The Gallaghers’ House


8:40 PM


They’re nearly back to the car when Aidan pauses to fish his phone out of his back pocket. He stands for a moment in the middle of the parking lot, his face lit by the bluish light of the screen, before looking up at Clare with a sigh.

“I don’t suppose my house was on the list, was it?”

“Not other than meeting you there,” she says as they reach the car. “But we can definitely stop by again. I should probably say goodbye to your parents, anyway. How come?”

“Riley needs a ride to the bowling alley,” he says, leaning against the trunk. There’s a Harvard sticker on the bumper that’s peeling at the corner, and he chips at it with the heel of his sneaker.

“That’s totally fine,” she says. “Bowling is on the list anyhow.”

“Next?”

“No, but we can switch around the order. I mean, it doesn’t really matter, right?”

He smiles. “Look at you, being so flexible.”

“That’s me,” she says, bending down to brush the sand from her legs, and then opening the passenger-side door. “Rolling with the punches. Come what may. Easy breezy.”

“Oh, yeah,” he says, grinning at her over the top of the car. “Super breezy.”

By the time they turn onto Aidan’s street, it’s fully dark, and as usual, the whole block is already lit up, the windows blazing. When he pulls into the driveway, they sit there for a minute, the engine still ticking, and then he turns to Clare with a weary smile.

“Let’s make this really quick, okay?”

She nods. “Hi and bye.”

“I like that,” he says. “Hi and bye. Quick and painless.”
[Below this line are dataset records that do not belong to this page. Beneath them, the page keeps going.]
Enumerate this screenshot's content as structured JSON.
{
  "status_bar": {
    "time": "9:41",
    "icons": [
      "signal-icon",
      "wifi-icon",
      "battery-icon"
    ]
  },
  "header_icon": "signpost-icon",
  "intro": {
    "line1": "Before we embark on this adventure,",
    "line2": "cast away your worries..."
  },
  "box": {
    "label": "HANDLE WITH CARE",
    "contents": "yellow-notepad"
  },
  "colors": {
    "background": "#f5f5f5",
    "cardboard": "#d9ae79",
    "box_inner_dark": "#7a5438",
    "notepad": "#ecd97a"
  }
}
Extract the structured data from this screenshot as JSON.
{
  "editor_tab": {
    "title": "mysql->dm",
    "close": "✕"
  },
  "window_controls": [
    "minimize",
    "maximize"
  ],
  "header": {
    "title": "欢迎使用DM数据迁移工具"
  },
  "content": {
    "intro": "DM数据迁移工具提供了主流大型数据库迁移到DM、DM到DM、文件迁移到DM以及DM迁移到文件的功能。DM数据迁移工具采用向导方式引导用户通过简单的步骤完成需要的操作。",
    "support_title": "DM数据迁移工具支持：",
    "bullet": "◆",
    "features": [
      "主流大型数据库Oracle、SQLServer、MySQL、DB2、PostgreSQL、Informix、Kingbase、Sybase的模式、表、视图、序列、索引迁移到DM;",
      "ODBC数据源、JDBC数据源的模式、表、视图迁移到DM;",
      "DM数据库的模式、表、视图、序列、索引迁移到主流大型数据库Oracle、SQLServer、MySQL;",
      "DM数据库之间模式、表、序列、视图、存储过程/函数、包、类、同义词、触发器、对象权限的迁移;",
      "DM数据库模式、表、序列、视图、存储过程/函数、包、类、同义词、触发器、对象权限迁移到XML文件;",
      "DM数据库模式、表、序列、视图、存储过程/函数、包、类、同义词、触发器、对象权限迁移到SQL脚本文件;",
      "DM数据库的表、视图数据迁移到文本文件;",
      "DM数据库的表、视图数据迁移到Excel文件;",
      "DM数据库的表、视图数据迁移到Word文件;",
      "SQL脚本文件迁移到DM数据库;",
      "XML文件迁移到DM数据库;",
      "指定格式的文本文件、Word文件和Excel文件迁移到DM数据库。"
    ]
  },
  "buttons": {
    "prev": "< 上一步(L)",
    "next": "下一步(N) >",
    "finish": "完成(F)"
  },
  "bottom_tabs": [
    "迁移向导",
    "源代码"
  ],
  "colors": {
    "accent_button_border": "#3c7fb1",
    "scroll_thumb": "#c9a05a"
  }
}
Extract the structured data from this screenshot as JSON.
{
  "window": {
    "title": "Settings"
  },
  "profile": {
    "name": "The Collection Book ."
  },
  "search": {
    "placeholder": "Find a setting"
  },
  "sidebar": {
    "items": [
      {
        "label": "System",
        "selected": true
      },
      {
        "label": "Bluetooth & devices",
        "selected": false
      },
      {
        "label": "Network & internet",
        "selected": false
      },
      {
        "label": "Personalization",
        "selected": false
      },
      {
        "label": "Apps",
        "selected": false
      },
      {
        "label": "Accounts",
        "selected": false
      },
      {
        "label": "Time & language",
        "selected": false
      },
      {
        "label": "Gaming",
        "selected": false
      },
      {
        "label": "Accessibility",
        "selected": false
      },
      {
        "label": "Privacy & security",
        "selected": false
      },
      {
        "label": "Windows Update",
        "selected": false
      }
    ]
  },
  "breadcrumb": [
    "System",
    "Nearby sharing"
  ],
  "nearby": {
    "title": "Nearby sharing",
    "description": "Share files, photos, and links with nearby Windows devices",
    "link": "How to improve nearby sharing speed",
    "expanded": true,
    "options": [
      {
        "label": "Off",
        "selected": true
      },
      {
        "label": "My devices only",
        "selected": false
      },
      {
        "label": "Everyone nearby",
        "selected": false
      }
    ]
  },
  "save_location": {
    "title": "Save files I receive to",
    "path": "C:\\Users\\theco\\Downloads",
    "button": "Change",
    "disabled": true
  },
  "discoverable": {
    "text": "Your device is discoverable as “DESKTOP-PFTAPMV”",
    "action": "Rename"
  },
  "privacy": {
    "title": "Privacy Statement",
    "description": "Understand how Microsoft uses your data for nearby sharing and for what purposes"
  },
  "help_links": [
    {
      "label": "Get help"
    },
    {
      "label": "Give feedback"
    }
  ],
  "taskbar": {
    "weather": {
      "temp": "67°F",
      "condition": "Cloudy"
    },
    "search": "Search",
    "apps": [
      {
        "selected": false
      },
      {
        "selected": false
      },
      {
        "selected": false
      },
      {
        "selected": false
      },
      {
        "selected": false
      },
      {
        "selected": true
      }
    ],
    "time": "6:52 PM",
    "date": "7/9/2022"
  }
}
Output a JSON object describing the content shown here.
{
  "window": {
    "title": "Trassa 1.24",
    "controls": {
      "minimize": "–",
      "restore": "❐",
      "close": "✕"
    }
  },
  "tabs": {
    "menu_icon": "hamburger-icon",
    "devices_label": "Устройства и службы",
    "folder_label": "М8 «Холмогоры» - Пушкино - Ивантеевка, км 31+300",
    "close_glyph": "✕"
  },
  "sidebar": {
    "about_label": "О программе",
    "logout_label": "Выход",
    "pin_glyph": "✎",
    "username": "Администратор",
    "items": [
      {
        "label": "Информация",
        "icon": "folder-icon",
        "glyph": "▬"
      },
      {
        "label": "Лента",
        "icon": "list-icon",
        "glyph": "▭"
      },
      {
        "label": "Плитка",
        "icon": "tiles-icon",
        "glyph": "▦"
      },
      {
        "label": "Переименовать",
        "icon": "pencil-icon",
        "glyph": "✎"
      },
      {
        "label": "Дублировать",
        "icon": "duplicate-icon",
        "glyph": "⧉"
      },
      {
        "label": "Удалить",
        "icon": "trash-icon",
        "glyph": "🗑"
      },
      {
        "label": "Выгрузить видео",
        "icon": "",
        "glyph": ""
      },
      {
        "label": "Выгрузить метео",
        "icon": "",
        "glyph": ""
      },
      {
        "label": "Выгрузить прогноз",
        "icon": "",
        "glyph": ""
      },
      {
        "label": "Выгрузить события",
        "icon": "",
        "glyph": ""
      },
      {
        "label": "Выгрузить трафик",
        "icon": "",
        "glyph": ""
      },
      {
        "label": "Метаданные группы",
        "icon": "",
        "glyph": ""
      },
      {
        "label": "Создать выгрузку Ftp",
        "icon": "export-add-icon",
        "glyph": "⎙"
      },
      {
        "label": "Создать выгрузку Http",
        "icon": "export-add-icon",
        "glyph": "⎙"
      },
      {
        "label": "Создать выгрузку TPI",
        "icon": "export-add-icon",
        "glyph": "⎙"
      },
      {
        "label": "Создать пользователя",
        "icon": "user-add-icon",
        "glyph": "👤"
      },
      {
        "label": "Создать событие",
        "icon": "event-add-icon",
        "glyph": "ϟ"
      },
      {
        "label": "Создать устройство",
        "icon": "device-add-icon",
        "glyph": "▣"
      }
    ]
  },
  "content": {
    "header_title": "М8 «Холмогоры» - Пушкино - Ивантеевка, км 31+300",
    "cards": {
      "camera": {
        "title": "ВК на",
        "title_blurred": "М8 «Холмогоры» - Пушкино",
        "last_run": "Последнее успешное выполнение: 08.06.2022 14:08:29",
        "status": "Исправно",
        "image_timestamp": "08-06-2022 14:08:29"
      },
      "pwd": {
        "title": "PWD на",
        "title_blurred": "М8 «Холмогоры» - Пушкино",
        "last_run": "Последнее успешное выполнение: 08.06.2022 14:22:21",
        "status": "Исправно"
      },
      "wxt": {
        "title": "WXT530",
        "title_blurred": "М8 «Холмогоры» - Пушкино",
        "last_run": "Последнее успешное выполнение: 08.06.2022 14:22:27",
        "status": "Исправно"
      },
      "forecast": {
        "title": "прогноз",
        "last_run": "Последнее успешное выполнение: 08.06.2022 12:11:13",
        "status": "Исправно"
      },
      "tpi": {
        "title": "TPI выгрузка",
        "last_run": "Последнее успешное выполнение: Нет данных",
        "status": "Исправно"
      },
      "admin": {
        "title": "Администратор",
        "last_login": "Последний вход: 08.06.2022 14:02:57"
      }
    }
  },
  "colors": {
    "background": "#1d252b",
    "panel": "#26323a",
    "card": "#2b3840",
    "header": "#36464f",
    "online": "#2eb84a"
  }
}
As they walk up the stone path that leads to the side door, Clare remembers the first time she ever came over. It was just before Christmas, and she’d assumed the giant gold cross and elaborate nativity scene set up on a table in the foyer were seasonal decorations. She’d been wrong. As it turned out, they lived there all year, alongside an impressive collection of cross-stitched prayers in delicate frames and pillows with Irish blessings and shamrocks all over them.

“May the road rise to meet you…” she’d whispered as she read one of them on that first visit, standing in the front hallway with Aidan, the smells of Mrs. Gallagher’s pot roast drifting in from the kitchen.

“And the wind be always at your back,” he finished, stepping up beside her. “Except when my mother is cooking, in which case you have to hope the wind shifts somewhere else entirely.”

They’d only been together a month or so at that point, and she’d been caught off guard by the feel of the place, so crowded and close, and so different from Aidan, who was clumsy and loud, far too big for a house so cluttered.

Even then, he seemed ready to break free.

Now, as they near the side door, they can hear a swell of voices from inside, and Clare glances at Aidan, but it’s impossible to tell what he’s thinking. Above them, a cluster of light-drunk bugs make pinging noises as they bump up against the glass bulb, and a car rushes past on the quiet street, a few people whooping out the window.

“If you hadn’t put so much pressure on him…” Aidan’s mother is saying from inside, her voice rising in a way Clare has never heard before. There’s a clatter of something metal being set down hard, and then footsteps moving across the kitchen, which is just on the other side of the door.